This post could also be called “how I failed during my first month of my spend free year, and what I’m going to do differently in the next 11 months.”
So, in December I announced I would immediately be starting a spend-free (or extremely low spend) year.
The very next day I bought a hat (to be fair it did support my favorite non-profit, Honey) but I still bought a hat.
Then, a few days later I ordered a sweatshirt from The Daily Tay to support her shop. Still, I was spending money ?
I said. Okay. Let’s figure this out. Something has to change because obviously just saying I’m going spend free isn’t exactly working. So here’s what I learned this past month.
What didn’t work
Trying to stop spending without replacing the habit with something else.
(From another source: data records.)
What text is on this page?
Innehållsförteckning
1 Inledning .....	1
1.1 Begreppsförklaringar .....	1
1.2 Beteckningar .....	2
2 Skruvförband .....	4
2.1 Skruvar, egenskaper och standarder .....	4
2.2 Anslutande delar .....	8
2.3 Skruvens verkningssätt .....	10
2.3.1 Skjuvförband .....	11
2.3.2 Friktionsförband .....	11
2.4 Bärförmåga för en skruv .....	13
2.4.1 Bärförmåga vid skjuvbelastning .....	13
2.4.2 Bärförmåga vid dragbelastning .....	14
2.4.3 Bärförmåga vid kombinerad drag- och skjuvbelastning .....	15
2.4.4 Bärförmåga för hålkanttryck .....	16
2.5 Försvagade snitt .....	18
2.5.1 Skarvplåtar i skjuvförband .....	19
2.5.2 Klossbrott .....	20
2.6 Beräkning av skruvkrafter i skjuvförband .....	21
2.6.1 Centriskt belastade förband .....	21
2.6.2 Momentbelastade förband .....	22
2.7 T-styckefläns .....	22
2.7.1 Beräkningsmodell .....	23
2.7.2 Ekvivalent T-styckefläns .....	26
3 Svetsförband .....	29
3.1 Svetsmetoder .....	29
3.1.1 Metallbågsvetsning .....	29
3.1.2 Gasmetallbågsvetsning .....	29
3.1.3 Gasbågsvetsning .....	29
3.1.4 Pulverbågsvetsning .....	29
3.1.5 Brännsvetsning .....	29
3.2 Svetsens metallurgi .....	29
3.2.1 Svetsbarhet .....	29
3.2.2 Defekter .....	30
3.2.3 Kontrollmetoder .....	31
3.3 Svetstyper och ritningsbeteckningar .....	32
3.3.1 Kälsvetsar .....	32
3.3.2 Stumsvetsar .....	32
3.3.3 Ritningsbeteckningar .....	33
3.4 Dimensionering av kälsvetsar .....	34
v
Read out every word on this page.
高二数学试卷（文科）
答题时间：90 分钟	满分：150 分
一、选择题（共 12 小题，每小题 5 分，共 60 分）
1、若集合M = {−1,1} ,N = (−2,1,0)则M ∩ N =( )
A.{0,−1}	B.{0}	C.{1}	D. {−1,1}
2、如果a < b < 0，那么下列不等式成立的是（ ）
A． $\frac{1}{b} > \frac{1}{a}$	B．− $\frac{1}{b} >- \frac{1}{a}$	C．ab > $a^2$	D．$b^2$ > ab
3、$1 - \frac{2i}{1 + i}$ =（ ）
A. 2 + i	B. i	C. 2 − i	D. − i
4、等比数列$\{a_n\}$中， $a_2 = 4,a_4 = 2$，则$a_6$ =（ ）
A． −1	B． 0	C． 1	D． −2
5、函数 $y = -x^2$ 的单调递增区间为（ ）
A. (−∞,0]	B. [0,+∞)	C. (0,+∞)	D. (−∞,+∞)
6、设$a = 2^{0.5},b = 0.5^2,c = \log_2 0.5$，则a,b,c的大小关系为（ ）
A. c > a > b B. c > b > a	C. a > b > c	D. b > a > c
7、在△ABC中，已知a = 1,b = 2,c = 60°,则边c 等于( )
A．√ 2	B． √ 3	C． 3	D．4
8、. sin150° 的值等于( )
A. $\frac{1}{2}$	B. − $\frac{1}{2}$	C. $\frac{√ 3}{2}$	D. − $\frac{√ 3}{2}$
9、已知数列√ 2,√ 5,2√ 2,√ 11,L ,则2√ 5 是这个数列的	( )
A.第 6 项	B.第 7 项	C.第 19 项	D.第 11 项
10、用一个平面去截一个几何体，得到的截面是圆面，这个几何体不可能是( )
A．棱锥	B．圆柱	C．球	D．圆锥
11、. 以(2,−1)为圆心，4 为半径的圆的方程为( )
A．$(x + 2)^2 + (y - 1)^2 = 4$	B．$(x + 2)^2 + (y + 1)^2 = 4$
Getting a gift card for my birthday (which was great) but didn’t help my impulse purchases.
What did work
Using an urge jar (more on this in a minute)
Pausing before making a purchase. Asking myself why I wanted to buy it.
Having some fun money.
Knowing that I would be reporting back here on my blog!
How using an Urge Jar Helped the second half of my month
Right after I started my spend free year, my friend Brooklyn did a training all about using an Urge Jar to help change your habits.
Essentially, when you have an urge, and in my case that’s impulse spending, you sit with the feelings. You think about why you want to give in, how you would feel if you did or didn’t, and then, when you don’t buy the thing, you get to put a ball in your jar.
The act of putting the ball in the jar isn’t quite as thrilling as ordering a book or a cute hat. But it still gives my brain a reward and I’m able to move forward. My biggest thing with spending money is I think “oh I have to have that” and then I buy it right away.
starting to use the urge jar helped me realize that most of the time, the urges do pass. And if they don’t, I can save my fun money for that particular item.
Which leads me to what I’ll do differently in February.
Part of what Brooklyn does along with the urge jar is to make a plan (for her she did it daily because it was about eating) with exactly what she would eat throughout the day. I’m doing to do the same, but for the things that I will be purchasing throughout the month.
Anything not on this list won’t be purchased, unless it’s an actual emergency! And I’m sharing here so I can give a full report next month.
Groceries (budget of $100/week. We don’t usually spend that much, but I wanted to give some wiggle room
Insurance (car + health, about $350 total)
Phone bill (right around $100 I think (we pay off our phones with our monthly bill))
Blog expenses ($300, normally this isn’t as high, but I purchased some legal templates for my blog and I’m paying them off in 3 months, so there’s that expense + my website fees and my designer fee)
Subscriptions – Netflix, Hulu, Book of the Month, Libro.fm ($60)
The book for the Barnes & Noble book club (up to $25, if it happens to be more than that, I’ll get the audiobook on LIbro.fm) – After some encouragement from a friend, I decided to join the B&N book club so that I can read more books and meet more people in my area since I still don’t know many people and want friends!
Tithing (10% of any income)
Savings (5% of any income, until our debt is paid off)
Debt ($3000 towards our last credit card)
Von’s birthday ($50) – she doesn’t really need much, since Christmas was pretty big over here. We got her a coloring book, my parents got her a few books, and we’ll be going to a motorcycle expo to celebrate her birthday.
Date Night ($50)
Gas/Car expenses ($200 – this includes insurance)
That’s it! I mean, looking at that list it feels kind of big, but most of these are bills/things we need to pay for every month.
We don’t have a ton of things happening in February, mostly just our regular expenses + Von’s birthday. But I’m really going to stick to this plan in February. I feel more prepared, now that I have an actual plan instead of just saying “I’m going to be spend free”
I think I did need that first month though, to realize that each month will be different and that planning ahead will make a huge difference. We started this a few years ago, but then stopped when we moved to Colorado. But I know that it helps so much to see how we’re spending money.